Depending on the age of the player, there is an appropriate drill for that player.
For example, if a player is six or seven years old, he or she should not be practicing the proper shooting form on a 10 foot basket. This athlete is still very young and would not be able to shoot with proper form on a 10 foot basketball because he/she does not have the strength.
Similarly, if an athlete is in 9th or 10th grade, he/she should always be doing drills at game speed. It wouldn’t make sense for a play to practice shooting and not go at game speed, because this player would not be able make the play in a real game.
Below is a list of recommendations/drills for basketball players of all ages to improve their shooting.
1) Practice Form Shooting Everyday
Form-shooting is a slowed down mechanical way to improve the technique/form of a players shot. The main things that go into this drill is “B.E.E.F” (Balance, Eyes, Elbow, Follow Through). Balance: A player’s feet should be comfortable shoulder width apart, with his shooting hand foot in front of the other foot by a little bit. The eyes should always be looking at the hoop and through the “window” in between your shooting hand and the ball. Elbow is in an “L” shape is pointed straight at the rim to make the ball go straight when a player shoots it. Follow through is when a player shoots the ball and puts backspin on it with his fingertips.
2) “Beat The Pro” Drill
The best thing about this drill is the “pressure” aspect. When you make a shot you get +1 and when you miss a shot you get -2. So misses count for more then makes and if you make it up to +7 you win and if you get to -7 you lose and start over. This game can be adjusted to any score the player wants to try to beat such as +10/-10 or +15/-15.
3. Practice the “Floater” Shot
As players get bigger and more athletic, you need to have many different ways of getting your shot off. One of the best shots in basketball to have is the floater shot. This shot is used to lob the ball over the defense and put it in the basket. Developing the floater shot with both hands makes you that more dangerous of an offensive threat. You want to be able to get the floater off going full speed and also when you are changing speeds.
4. Work on your Up-fake Move
Many players only want to shoot shots when they practice. What happens when the defense takes away your space and you can’t shoot it? You need to be able to have a back-up move to keep the defender off balance and off guard.

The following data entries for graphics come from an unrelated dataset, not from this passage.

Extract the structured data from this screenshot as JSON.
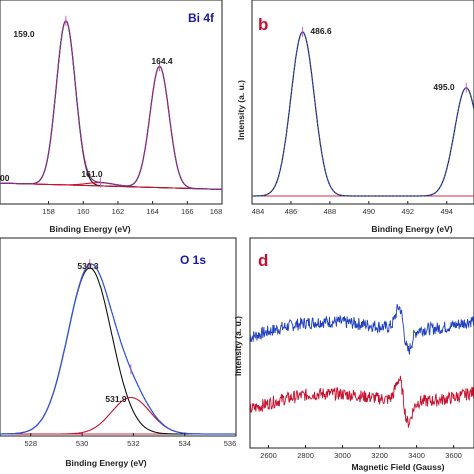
{
  "chart_data": [
    {
      "type": "line",
      "panel_letter": "",
      "tag": "Bi 4f",
      "xlabel": "Binding Energy (eV)",
      "ylabel": "",
      "xlim": [
        155.2,
        168
      ],
      "xticks": [
        158,
        160,
        162,
        164,
        166,
        168
      ],
      "peaks": [
        {
          "label": "159.0",
          "center": 159.0,
          "height": 1.0,
          "width": 0.55
        },
        {
          "label": "164.4",
          "center": 164.4,
          "height": 0.74,
          "width": 0.55
        },
        {
          "label": "161.0",
          "center": 161.0,
          "height": 0.02,
          "width": 0.8
        }
      ],
      "partial_labels": [
        "00"
      ]
    },
    {
      "type": "line",
      "panel_letter": "b",
      "tag": "",
      "xlabel": "Binding Energy (eV)",
      "ylabel": "Intensity (a. u.)",
      "xlim": [
        484,
        495.4
      ],
      "xticks": [
        484,
        486,
        488,
        490,
        492,
        494
      ],
      "peaks": [
        {
          "label": "486.6",
          "center": 486.6,
          "height": 1.0,
          "width": 0.6
        },
        {
          "label": "495.0",
          "center": 495.0,
          "height": 0.66,
          "width": 0.6
        }
      ]
    },
    {
      "type": "line",
      "panel_letter": "",
      "tag": "O 1s",
      "xlabel": "Binding Energy (eV)",
      "ylabel": "",
      "xlim": [
        526.8,
        536
      ],
      "xticks": [
        528,
        530,
        532,
        534,
        536
      ],
      "peaks": [
        {
          "label": "530.3",
          "center": 530.3,
          "height": 1.0,
          "width": 0.85
        },
        {
          "label": "531.9",
          "center": 531.9,
          "height": 0.22,
          "width": 0.75
        }
      ]
    },
    {
      "type": "line",
      "panel_letter": "d",
      "tag": "",
      "xlabel": "Magnetic Field (Gauss)",
      "ylabel": "Intensity (a. u.)",
      "xlim": [
        2500,
        3710
      ],
      "xticks": [
        2600,
        2800,
        3000,
        3200,
        3400,
        3600
      ],
      "series": [
        {
          "color": "#1f3fbf",
          "offset": 0.62
        },
        {
          "color": "#c8102e",
          "offset": 0.22
        }
      ],
      "resonance_field": 3330
    }
  ],
  "colors": {
    "envelope": "#222222",
    "fit": "#3355dd",
    "component": "#c8102e",
    "baseline": "#d0324b",
    "marker": "#cc55aa"
  }
}
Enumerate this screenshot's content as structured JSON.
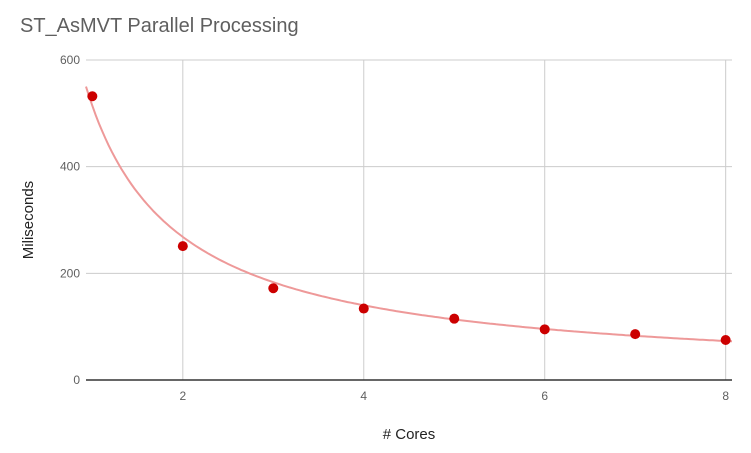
{
  "chart": {
    "title": "ST_AsMVT Parallel Processing",
    "xlabel": "# Cores",
    "ylabel": "Miliseconds"
  },
  "chart_data": {
    "type": "scatter",
    "title": "ST_AsMVT Parallel Processing",
    "xlabel": "# Cores",
    "ylabel": "Miliseconds",
    "x": [
      1,
      2,
      3,
      4,
      5,
      6,
      7,
      8
    ],
    "series": [
      {
        "name": "Miliseconds",
        "values": [
          532,
          251,
          172,
          134,
          115,
          95,
          86,
          75
        ],
        "color": "#cc0000"
      }
    ],
    "trendline": {
      "type": "power",
      "a": 514,
      "b": -0.938,
      "color": "#ee9999"
    },
    "xticks": [
      2,
      4,
      6,
      8
    ],
    "yticks": [
      0,
      200,
      400,
      600
    ],
    "xlim": [
      0.93,
      8.07
    ],
    "ylim": [
      0,
      600
    ],
    "grid": true,
    "legend": "none"
  }
}
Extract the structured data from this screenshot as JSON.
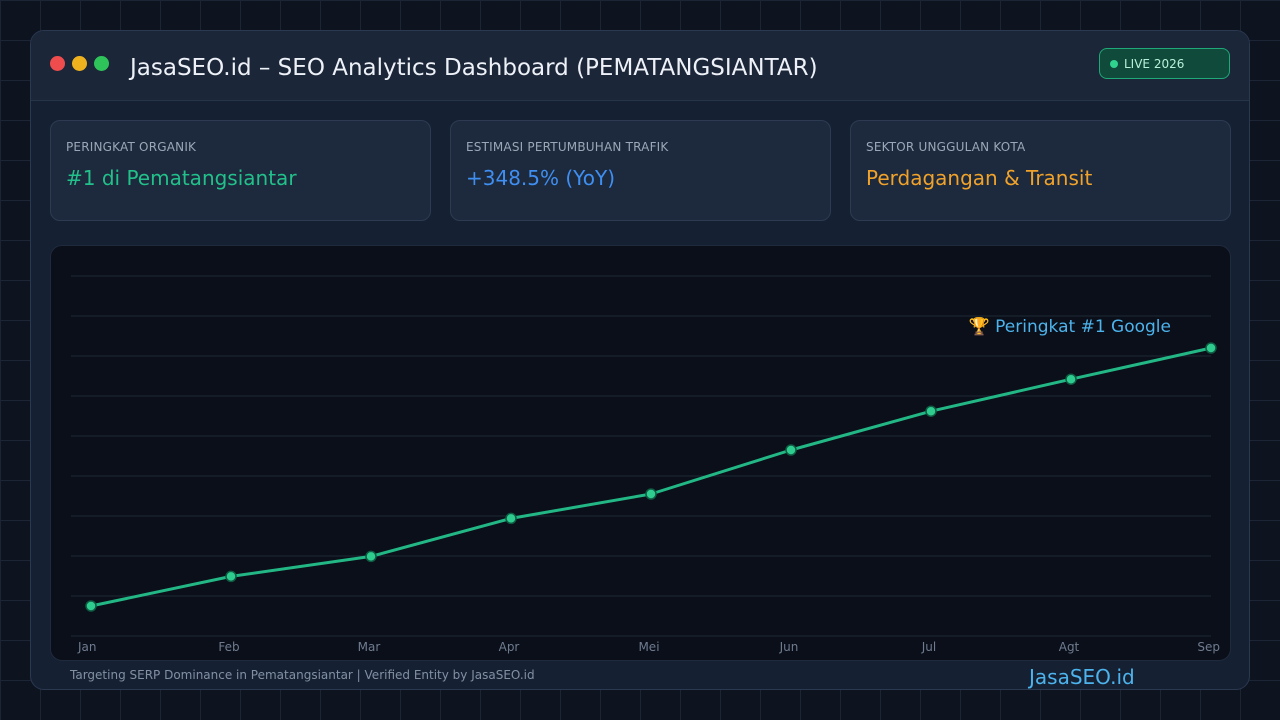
{
  "window": {
    "title": "JasaSEO.id – SEO Analytics Dashboard (PEMATANGSIANTAR)",
    "live_badge": "LIVE 2026"
  },
  "cards": [
    {
      "label": "PERINGKAT ORGANIK",
      "value": "#1 di Pematangsiantar",
      "color": "#22c08a"
    },
    {
      "label": "ESTIMASI PERTUMBUHAN TRAFIK",
      "value": "+348.5% (YoY)",
      "color": "#3f8ef2"
    },
    {
      "label": "SEKTOR UNGGULAN KOTA",
      "value": "Perdagangan & Transit",
      "color": "#f0a22a"
    }
  ],
  "colors": {
    "line": "#22b784",
    "point": "#2ecc8f",
    "annotation": "#4db3ec",
    "grid": "#1e2838",
    "tick": "#6f7c90"
  },
  "chart_data": {
    "type": "line",
    "categories": [
      "Jan",
      "Feb",
      "Mar",
      "Apr",
      "Mei",
      "Jun",
      "Jul",
      "Agt",
      "Sep"
    ],
    "series": [
      {
        "values": [
          7.5,
          14.9,
          19.9,
          29.4,
          35.5,
          46.5,
          56.2,
          64.2,
          72.0
        ]
      }
    ],
    "ylim": [
      0,
      90
    ],
    "grid": true,
    "annotation": {
      "text": "🏆 Peringkat #1 Google",
      "point_index": 8
    }
  },
  "footer": {
    "text": "Targeting SERP Dominance in Pematangsiantar | Verified Entity by JasaSEO.id",
    "brand": "JasaSEO.id"
  }
}
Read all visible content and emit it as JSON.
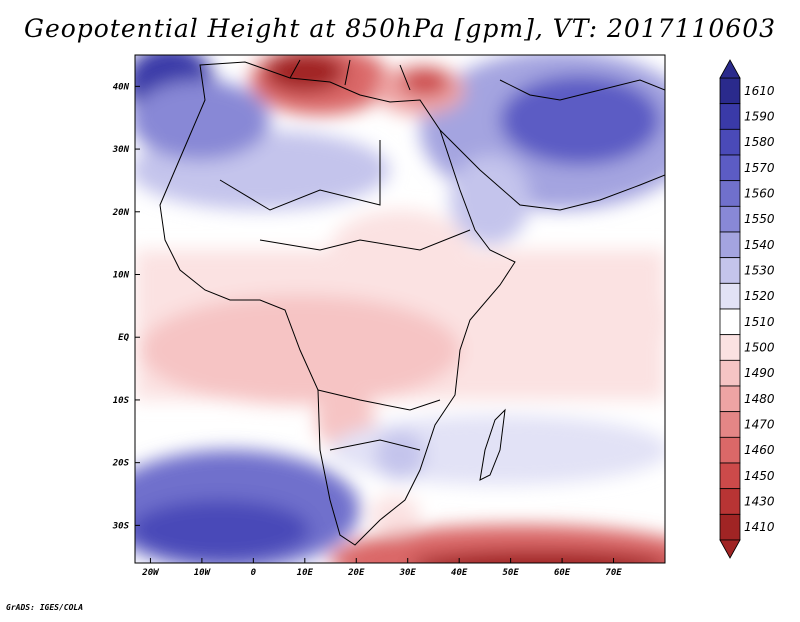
{
  "title": "Geopotential Height at 850hPa [gpm], VT: 2017110603",
  "credit": "GrADS: IGES/COLA",
  "map": {
    "variable": "Geopotential Height at 850hPa",
    "units": "gpm",
    "valid_time": "2017110603",
    "lon_range": [
      -23,
      80
    ],
    "lat_range": [
      -36,
      45
    ],
    "x_ticks": [
      "20W",
      "10W",
      "0",
      "10E",
      "20E",
      "30E",
      "40E",
      "50E",
      "60E",
      "70E"
    ],
    "y_ticks": [
      "40N",
      "30N",
      "20N",
      "10N",
      "EQ",
      "10S",
      "20S",
      "30S"
    ]
  },
  "colorbar": {
    "levels": [
      "1610",
      "1590",
      "1580",
      "1570",
      "1560",
      "1550",
      "1540",
      "1530",
      "1520",
      "1510",
      "1500",
      "1490",
      "1480",
      "1470",
      "1460",
      "1450",
      "1430",
      "1410"
    ],
    "colors": [
      "#2a2a8c",
      "#3a3aa8",
      "#4a4ab8",
      "#5c5cc4",
      "#7070cc",
      "#8888d6",
      "#a4a4e0",
      "#c4c4ec",
      "#e2e2f6",
      "#ffffff",
      "#fbe2e2",
      "#f6c4c4",
      "#eea4a4",
      "#e48686",
      "#da6868",
      "#cc4a4a",
      "#b83434",
      "#a02424"
    ]
  }
}
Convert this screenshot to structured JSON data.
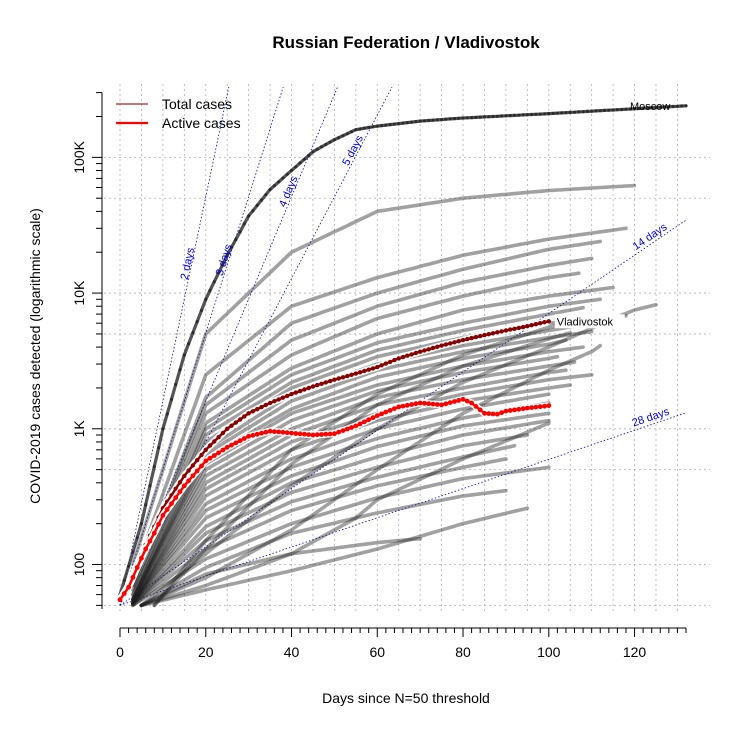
{
  "chart_data": {
    "type": "line",
    "title": "Russian Federation / Vladivostok",
    "xlabel": "Days since N=50 threshold",
    "ylabel": "COVID-2019 cases detected (logarithmic scale)",
    "x_scale": "linear",
    "y_scale": "log",
    "xlim": [
      0,
      132
    ],
    "ylim": [
      47,
      330000
    ],
    "x_ticks": [
      0,
      20,
      40,
      60,
      80,
      100,
      120
    ],
    "x_tick_labels": [
      "0",
      "20",
      "40",
      "60",
      "80",
      "100",
      "120"
    ],
    "y_ticks": [
      100,
      1000,
      10000,
      100000
    ],
    "y_tick_labels": [
      "100",
      "1K",
      "10K",
      "100K"
    ],
    "grid": true,
    "legend": {
      "placement": "top-left",
      "entries": [
        {
          "label": "Total cases",
          "color": "#b22222"
        },
        {
          "label": "Active cases",
          "color": "#ff0000"
        }
      ]
    },
    "reference_lines": [
      {
        "label": "2 days",
        "doubling_days": 2
      },
      {
        "label": "3 days",
        "doubling_days": 3
      },
      {
        "label": "4 days",
        "doubling_days": 4
      },
      {
        "label": "5 days",
        "doubling_days": 5
      },
      {
        "label": "14 days",
        "doubling_days": 14
      },
      {
        "label": "28 days",
        "doubling_days": 28
      }
    ],
    "highlighted": [
      {
        "label": "Vladivostok",
        "kind": "total",
        "color": "#8b0000",
        "x": [
          0,
          2,
          4,
          6,
          8,
          10,
          15,
          20,
          25,
          30,
          35,
          40,
          45,
          50,
          55,
          60,
          65,
          70,
          75,
          80,
          85,
          90,
          95,
          100
        ],
        "y": [
          55,
          70,
          100,
          140,
          190,
          260,
          450,
          700,
          1000,
          1300,
          1550,
          1800,
          2050,
          2300,
          2550,
          2850,
          3300,
          3700,
          4100,
          4500,
          4900,
          5300,
          5700,
          6200
        ]
      },
      {
        "kind": "active",
        "color": "#ff0000",
        "x": [
          0,
          2,
          4,
          6,
          8,
          10,
          15,
          20,
          25,
          30,
          35,
          40,
          45,
          50,
          55,
          60,
          65,
          70,
          75,
          80,
          82,
          85,
          88,
          90,
          95,
          100
        ],
        "y": [
          55,
          68,
          95,
          130,
          170,
          230,
          380,
          580,
          730,
          880,
          960,
          930,
          900,
          920,
          1050,
          1250,
          1450,
          1550,
          1500,
          1650,
          1550,
          1300,
          1280,
          1350,
          1420,
          1480
        ]
      }
    ],
    "other_regions": [
      {
        "label": "Moscow",
        "x": [
          0,
          5,
          10,
          15,
          20,
          25,
          30,
          35,
          40,
          45,
          50,
          55,
          60,
          70,
          80,
          100,
          132
        ],
        "y": [
          60,
          200,
          1000,
          3500,
          9000,
          19000,
          37000,
          58000,
          80000,
          110000,
          135000,
          160000,
          170000,
          185000,
          195000,
          210000,
          240000
        ]
      },
      {
        "x": [
          3,
          20,
          40,
          60,
          80,
          100,
          120
        ],
        "y": [
          100,
          5000,
          20000,
          40000,
          50000,
          57000,
          62000
        ]
      },
      {
        "x": [
          3,
          20,
          40,
          60,
          80,
          100,
          118
        ],
        "y": [
          80,
          2500,
          8000,
          13000,
          19000,
          25000,
          30000
        ]
      },
      {
        "x": [
          3,
          20,
          40,
          60,
          80,
          100,
          112
        ],
        "y": [
          70,
          1700,
          6000,
          10000,
          15000,
          21000,
          24000
        ]
      },
      {
        "x": [
          3,
          20,
          40,
          60,
          80,
          100,
          110
        ],
        "y": [
          70,
          1500,
          4500,
          8000,
          12000,
          16000,
          18000
        ]
      },
      {
        "x": [
          3,
          20,
          40,
          60,
          80,
          100,
          107
        ],
        "y": [
          65,
          1300,
          3500,
          6500,
          9500,
          13000,
          14000
        ]
      },
      {
        "x": [
          3,
          20,
          40,
          60,
          80,
          100,
          115
        ],
        "y": [
          60,
          1100,
          2800,
          5000,
          7500,
          9500,
          11000
        ]
      },
      {
        "x": [
          3,
          20,
          40,
          60,
          80,
          100,
          112
        ],
        "y": [
          60,
          1000,
          2500,
          4300,
          6000,
          8000,
          9000
        ]
      },
      {
        "x": [
          3,
          20,
          40,
          60,
          80,
          100,
          108
        ],
        "y": [
          55,
          900,
          2200,
          3800,
          5300,
          7000,
          7800
        ]
      },
      {
        "x": [
          3,
          20,
          40,
          60,
          80,
          100,
          118
        ],
        "y": [
          55,
          800,
          2000,
          3400,
          4700,
          6000,
          6800
        ]
      },
      {
        "x": [
          3,
          20,
          40,
          60,
          80,
          100,
          106
        ],
        "y": [
          55,
          700,
          1800,
          3000,
          4100,
          5300,
          5700
        ]
      },
      {
        "x": [
          3,
          20,
          40,
          60,
          80,
          100,
          110
        ],
        "y": [
          55,
          650,
          1600,
          2700,
          3700,
          4700,
          5200
        ]
      },
      {
        "x": [
          3,
          20,
          40,
          60,
          80,
          100,
          104
        ],
        "y": [
          55,
          600,
          1400,
          2400,
          3300,
          4200,
          4500
        ]
      },
      {
        "x": [
          3,
          20,
          40,
          60,
          80,
          100,
          108
        ],
        "y": [
          55,
          550,
          1300,
          2100,
          2900,
          3700,
          4000
        ]
      },
      {
        "x": [
          3,
          20,
          40,
          60,
          80,
          100,
          102
        ],
        "y": [
          52,
          500,
          1150,
          1900,
          2600,
          3300,
          3400
        ]
      },
      {
        "x": [
          3,
          20,
          40,
          60,
          80,
          100,
          106
        ],
        "y": [
          52,
          450,
          1000,
          1700,
          2300,
          2900,
          3100
        ]
      },
      {
        "x": [
          3,
          20,
          40,
          60,
          80,
          100,
          104
        ],
        "y": [
          52,
          400,
          900,
          1500,
          2000,
          2600,
          2700
        ]
      },
      {
        "x": [
          3,
          20,
          40,
          60,
          80,
          100,
          110
        ],
        "y": [
          52,
          360,
          800,
          1300,
          1800,
          2300,
          2500
        ]
      },
      {
        "x": [
          3,
          20,
          40,
          60,
          80,
          100,
          105
        ],
        "y": [
          52,
          320,
          700,
          1150,
          1600,
          2000,
          2100
        ]
      },
      {
        "x": [
          3,
          20,
          40,
          60,
          80,
          100
        ],
        "y": [
          52,
          280,
          600,
          1000,
          1400,
          1800
        ]
      },
      {
        "x": [
          3,
          20,
          40,
          60,
          80,
          100
        ],
        "y": [
          52,
          250,
          520,
          850,
          1200,
          1550
        ]
      },
      {
        "x": [
          3,
          20,
          40,
          60,
          80,
          100
        ],
        "y": [
          52,
          220,
          450,
          740,
          1050,
          1300
        ]
      },
      {
        "x": [
          3,
          20,
          40,
          60,
          80,
          100
        ],
        "y": [
          51,
          190,
          400,
          620,
          900,
          1150
        ]
      },
      {
        "x": [
          3,
          20,
          40,
          60,
          80,
          95
        ],
        "y": [
          51,
          170,
          340,
          520,
          750,
          900
        ]
      },
      {
        "x": [
          3,
          20,
          40,
          60,
          80,
          92
        ],
        "y": [
          51,
          150,
          290,
          440,
          620,
          750
        ]
      },
      {
        "x": [
          3,
          20,
          40,
          60,
          80,
          90
        ],
        "y": [
          50,
          130,
          250,
          380,
          520,
          600
        ]
      },
      {
        "x": [
          3,
          20,
          40,
          60,
          80,
          100
        ],
        "y": [
          50,
          110,
          200,
          310,
          430,
          520
        ]
      },
      {
        "x": [
          5,
          20,
          40,
          60,
          80,
          90
        ],
        "y": [
          50,
          95,
          170,
          240,
          320,
          350
        ]
      },
      {
        "x": [
          5,
          20,
          40,
          60,
          70
        ],
        "y": [
          50,
          85,
          120,
          145,
          155
        ]
      },
      {
        "x": [
          5,
          20,
          40,
          60,
          80,
          100,
          110,
          115,
          120,
          125
        ],
        "y": [
          50,
          120,
          380,
          1000,
          2200,
          4000,
          5500,
          6500,
          7500,
          8200
        ]
      },
      {
        "x": [
          5,
          20,
          40,
          60,
          80,
          100,
          110,
          112
        ],
        "y": [
          50,
          80,
          180,
          500,
          1300,
          2700,
          3700,
          4100
        ]
      },
      {
        "x": [
          5,
          20,
          40,
          55,
          60,
          80,
          100
        ],
        "y": [
          50,
          70,
          120,
          220,
          300,
          600,
          1100
        ]
      },
      {
        "x": [
          5,
          20,
          40,
          60,
          80,
          95
        ],
        "y": [
          50,
          65,
          90,
          130,
          200,
          260
        ]
      },
      {
        "x": [
          8,
          20,
          40,
          60,
          80,
          100,
          108
        ],
        "y": [
          50,
          150,
          700,
          1800,
          3500,
          5600,
          6500
        ]
      },
      {
        "x": [
          8,
          20,
          40,
          60,
          80,
          100,
          105
        ],
        "y": [
          50,
          130,
          550,
          1500,
          2900,
          4600,
          5100
        ]
      }
    ]
  }
}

The up-fake move is all about faking your shot and selling the fake with your eyes. Many coaches will say “as the ball goes up, your knees go down” and this is because you want to be on balance to get by the defender after you fake them out.
At first, you want to work on your up-fake and footwork at a slower pace so you avoid traveling. Then once you get the form, you can go at game speed.
5. Scoring Off of the Dribble
All players need to be able to have different ways to score. If you are only a spot up shooter, you do not have as many options and the defense can play you for a spot up shooter. When a player can shoot and score off of the dribble it makes him that much harder to cover.
Good moves to practice:
-through the legs crossover
-in and out move
-stop and go – change of speed hesitation move
-combo moves (double cross over, in and out crossover, and make up your own combos)
Drill 1 – Pull-ups: Make 5 in a row from one dribble and then two dribble.
Drill 2 – Put yourself into a game:
This drill is a great demonstration of how players become great. When practicing they put themselves into real game situations and then practice a move to score. Then they pretend that they couldn’t get a shot off and they do a counter move.
Sometime the drill is just constant repetition in game speed until you know that you can get it right.